Hoje deu-me para ouvir e sentir música de qualidade. Há dias falava com uma mulher bonita sobre algumas árias de ópera, parei a meio, aquele perfume caro e as roupas de marca eram apenas isso, nem só um bago de cultura geral a segurar aquele corpo lindo, trabalhado, e o rosto cuidado para atrair, claro que me decepcionei, tem de haver um esqueleto de inteligência e veias de conhecimento para alguém ser interessante. Éramos um pequeno grupo, calei-me, continuou a frivolidade e desapareci em mim.

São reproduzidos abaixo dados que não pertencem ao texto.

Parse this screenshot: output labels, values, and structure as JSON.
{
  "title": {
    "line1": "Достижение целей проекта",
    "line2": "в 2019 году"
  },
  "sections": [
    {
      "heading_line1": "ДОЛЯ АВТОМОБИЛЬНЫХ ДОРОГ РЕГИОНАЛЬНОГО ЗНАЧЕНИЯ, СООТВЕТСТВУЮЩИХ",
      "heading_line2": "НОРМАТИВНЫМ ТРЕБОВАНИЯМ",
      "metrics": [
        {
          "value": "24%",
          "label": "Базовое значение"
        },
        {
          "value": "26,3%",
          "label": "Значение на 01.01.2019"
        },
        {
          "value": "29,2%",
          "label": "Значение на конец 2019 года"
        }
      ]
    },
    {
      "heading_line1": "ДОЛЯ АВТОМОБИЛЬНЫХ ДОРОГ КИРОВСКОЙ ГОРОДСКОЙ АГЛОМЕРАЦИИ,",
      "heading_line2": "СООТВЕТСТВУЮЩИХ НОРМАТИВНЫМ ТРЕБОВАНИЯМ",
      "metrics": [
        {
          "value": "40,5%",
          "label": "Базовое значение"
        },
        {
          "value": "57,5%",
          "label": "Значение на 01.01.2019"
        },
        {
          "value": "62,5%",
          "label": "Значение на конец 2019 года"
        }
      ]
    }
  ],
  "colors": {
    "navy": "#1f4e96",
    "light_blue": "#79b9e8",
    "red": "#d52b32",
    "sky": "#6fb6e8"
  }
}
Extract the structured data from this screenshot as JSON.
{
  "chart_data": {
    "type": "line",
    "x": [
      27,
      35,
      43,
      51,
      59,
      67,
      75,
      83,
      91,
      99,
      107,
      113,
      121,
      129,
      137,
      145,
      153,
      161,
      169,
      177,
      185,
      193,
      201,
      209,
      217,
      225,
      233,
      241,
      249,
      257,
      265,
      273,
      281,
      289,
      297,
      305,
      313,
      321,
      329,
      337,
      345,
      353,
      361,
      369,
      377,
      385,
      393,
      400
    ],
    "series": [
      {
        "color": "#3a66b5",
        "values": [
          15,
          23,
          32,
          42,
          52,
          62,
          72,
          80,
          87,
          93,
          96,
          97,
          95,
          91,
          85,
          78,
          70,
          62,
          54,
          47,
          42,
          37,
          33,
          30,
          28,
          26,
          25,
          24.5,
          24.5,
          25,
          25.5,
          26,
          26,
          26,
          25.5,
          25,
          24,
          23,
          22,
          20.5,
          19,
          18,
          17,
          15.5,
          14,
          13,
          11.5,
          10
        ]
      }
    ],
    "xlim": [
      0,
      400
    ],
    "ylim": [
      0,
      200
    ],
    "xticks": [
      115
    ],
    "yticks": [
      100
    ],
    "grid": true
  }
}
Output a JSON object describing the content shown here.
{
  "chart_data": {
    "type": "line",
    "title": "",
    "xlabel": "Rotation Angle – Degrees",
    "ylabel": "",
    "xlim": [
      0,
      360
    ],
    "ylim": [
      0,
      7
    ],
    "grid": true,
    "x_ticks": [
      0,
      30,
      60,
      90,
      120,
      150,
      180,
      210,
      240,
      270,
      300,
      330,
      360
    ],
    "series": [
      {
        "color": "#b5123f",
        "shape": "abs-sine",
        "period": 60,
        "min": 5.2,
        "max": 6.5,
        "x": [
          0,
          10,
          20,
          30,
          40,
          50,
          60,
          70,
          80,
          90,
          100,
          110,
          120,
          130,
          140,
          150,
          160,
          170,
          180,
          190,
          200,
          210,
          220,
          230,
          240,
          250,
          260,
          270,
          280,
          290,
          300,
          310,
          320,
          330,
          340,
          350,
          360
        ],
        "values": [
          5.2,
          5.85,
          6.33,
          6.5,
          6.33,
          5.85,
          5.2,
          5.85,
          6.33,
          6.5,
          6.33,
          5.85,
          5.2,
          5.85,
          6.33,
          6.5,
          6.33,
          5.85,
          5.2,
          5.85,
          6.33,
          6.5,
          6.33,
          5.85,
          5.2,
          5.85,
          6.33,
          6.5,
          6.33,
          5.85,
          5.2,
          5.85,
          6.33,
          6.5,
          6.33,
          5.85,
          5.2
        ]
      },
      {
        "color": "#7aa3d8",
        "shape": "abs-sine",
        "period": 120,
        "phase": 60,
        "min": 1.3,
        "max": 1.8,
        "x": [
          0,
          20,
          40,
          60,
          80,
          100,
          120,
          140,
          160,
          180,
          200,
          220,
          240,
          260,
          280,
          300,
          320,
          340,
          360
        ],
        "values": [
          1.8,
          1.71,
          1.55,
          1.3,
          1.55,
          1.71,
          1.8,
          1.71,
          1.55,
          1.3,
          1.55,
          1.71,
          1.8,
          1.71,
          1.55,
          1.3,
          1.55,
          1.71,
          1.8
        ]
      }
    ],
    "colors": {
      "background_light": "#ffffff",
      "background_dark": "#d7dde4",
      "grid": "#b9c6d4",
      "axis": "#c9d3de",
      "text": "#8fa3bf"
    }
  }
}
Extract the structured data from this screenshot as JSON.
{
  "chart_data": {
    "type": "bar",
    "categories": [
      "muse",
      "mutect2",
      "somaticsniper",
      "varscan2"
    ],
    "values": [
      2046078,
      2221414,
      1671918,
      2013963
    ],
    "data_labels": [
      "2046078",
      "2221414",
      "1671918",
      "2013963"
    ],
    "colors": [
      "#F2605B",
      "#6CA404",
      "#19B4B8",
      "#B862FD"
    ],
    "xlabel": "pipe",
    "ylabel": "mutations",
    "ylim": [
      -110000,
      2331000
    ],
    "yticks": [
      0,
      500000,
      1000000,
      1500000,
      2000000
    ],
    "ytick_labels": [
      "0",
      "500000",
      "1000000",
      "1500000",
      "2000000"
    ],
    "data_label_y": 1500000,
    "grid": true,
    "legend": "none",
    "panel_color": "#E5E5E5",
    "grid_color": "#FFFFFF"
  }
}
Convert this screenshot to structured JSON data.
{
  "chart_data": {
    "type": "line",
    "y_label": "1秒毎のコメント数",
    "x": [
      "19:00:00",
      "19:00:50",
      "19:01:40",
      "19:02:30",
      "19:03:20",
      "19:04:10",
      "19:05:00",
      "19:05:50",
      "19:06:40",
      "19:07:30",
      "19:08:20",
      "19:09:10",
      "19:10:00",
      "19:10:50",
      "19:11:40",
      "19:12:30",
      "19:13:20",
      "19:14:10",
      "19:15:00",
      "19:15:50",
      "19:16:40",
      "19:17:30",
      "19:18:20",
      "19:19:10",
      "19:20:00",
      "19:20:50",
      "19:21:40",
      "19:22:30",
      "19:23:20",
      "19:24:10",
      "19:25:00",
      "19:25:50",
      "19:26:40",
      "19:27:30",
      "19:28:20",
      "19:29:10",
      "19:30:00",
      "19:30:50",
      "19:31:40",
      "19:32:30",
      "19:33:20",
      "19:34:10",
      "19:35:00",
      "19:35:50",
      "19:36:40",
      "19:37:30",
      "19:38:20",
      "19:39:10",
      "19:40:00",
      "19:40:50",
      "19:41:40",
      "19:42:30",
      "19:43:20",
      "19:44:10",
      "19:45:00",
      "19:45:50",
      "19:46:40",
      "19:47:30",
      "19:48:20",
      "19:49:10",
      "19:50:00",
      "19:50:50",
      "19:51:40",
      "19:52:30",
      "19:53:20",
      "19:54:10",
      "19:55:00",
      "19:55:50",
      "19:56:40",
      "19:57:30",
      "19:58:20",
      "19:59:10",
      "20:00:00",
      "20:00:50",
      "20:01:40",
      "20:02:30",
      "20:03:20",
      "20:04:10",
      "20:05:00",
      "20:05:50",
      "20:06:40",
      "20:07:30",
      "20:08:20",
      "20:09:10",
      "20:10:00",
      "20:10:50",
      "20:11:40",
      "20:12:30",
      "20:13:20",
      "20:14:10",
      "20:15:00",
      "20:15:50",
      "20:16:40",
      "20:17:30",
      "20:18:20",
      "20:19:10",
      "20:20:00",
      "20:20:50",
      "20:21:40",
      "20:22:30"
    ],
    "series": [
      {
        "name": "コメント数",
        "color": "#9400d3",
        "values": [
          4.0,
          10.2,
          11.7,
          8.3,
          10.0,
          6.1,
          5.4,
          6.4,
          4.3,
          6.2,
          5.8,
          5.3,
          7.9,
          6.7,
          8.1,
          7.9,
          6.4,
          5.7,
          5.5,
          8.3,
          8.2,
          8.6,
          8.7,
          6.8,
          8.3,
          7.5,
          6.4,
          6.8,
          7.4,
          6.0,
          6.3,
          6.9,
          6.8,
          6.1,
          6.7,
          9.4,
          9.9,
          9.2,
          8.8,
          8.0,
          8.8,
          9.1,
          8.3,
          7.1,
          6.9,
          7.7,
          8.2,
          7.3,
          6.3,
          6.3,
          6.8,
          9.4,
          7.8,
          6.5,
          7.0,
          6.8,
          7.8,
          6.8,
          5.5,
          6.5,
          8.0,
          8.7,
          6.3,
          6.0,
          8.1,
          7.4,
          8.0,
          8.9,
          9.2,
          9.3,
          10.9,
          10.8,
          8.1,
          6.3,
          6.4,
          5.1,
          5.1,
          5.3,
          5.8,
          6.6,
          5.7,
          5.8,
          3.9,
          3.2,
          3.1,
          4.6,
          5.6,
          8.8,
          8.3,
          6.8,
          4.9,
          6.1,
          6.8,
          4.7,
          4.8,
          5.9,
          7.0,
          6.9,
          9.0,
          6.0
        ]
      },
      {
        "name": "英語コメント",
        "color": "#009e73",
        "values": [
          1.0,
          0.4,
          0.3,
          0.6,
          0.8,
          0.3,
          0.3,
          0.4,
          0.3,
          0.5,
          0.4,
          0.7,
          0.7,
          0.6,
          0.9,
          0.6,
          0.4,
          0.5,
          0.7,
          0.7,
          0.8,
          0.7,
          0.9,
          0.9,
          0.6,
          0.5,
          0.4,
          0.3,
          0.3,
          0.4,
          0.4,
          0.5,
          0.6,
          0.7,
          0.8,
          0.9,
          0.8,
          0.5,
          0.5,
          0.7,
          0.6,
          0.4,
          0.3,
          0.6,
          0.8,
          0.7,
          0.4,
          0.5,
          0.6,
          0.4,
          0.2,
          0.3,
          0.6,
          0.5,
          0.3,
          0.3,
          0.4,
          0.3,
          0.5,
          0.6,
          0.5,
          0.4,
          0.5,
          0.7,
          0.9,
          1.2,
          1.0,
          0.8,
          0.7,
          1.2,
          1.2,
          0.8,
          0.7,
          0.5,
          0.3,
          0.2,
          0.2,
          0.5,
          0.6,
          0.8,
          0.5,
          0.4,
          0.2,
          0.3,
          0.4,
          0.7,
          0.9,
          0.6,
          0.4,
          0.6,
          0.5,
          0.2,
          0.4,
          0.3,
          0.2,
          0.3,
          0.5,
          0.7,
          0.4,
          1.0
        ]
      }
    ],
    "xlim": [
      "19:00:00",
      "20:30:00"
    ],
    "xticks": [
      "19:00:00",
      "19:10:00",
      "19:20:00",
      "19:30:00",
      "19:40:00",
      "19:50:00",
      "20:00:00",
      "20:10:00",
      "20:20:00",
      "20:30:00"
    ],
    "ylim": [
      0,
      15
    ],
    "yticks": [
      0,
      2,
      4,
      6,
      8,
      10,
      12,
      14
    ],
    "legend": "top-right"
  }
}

Hoje comecei pelo fado, a poesia sempre bem arranjada, ainda que vadia, agora estou de queen, com o africano mais famoso de todos, Freddie Mercury, e sinto a forma como aquele que daria num bom cantor de ópera ajudou a revolucionar a música rock para sempre (alguém se lembra dele com Montserrat Caballé?). uma plástica inimitável, eterna. e vejo Mercury a cantar under Pressure ao lado de david Bowie, outro monstro, marido da modelo somali iman (a sua parte africana), estão lá muito acima, muito longe do que muita estrela faz, a muitos mundos do que fazem cá as nossas tentativas de músicos, na escrita, nos arranjos, na criatividade. os queen nasceram com gente bem formada, cursos superiores nas área das ciências exactas, com muita matemática pelo meio, gente que teve educação musical. Sim, roqueiros, mas cultos, cabelo no ar, calças jeans e camisa solta, t-shirt e sapatos de ténis, milhões de vezes mais esqueleto de inteligência e milhões de vezes mais conhecimento que a boutique ambulante que estava na nossa mesa. desculpem, é já a sexta vez que toca “Th ere Must Be More To life Th an Th is”, Freddie Mercury e Michael Jackson.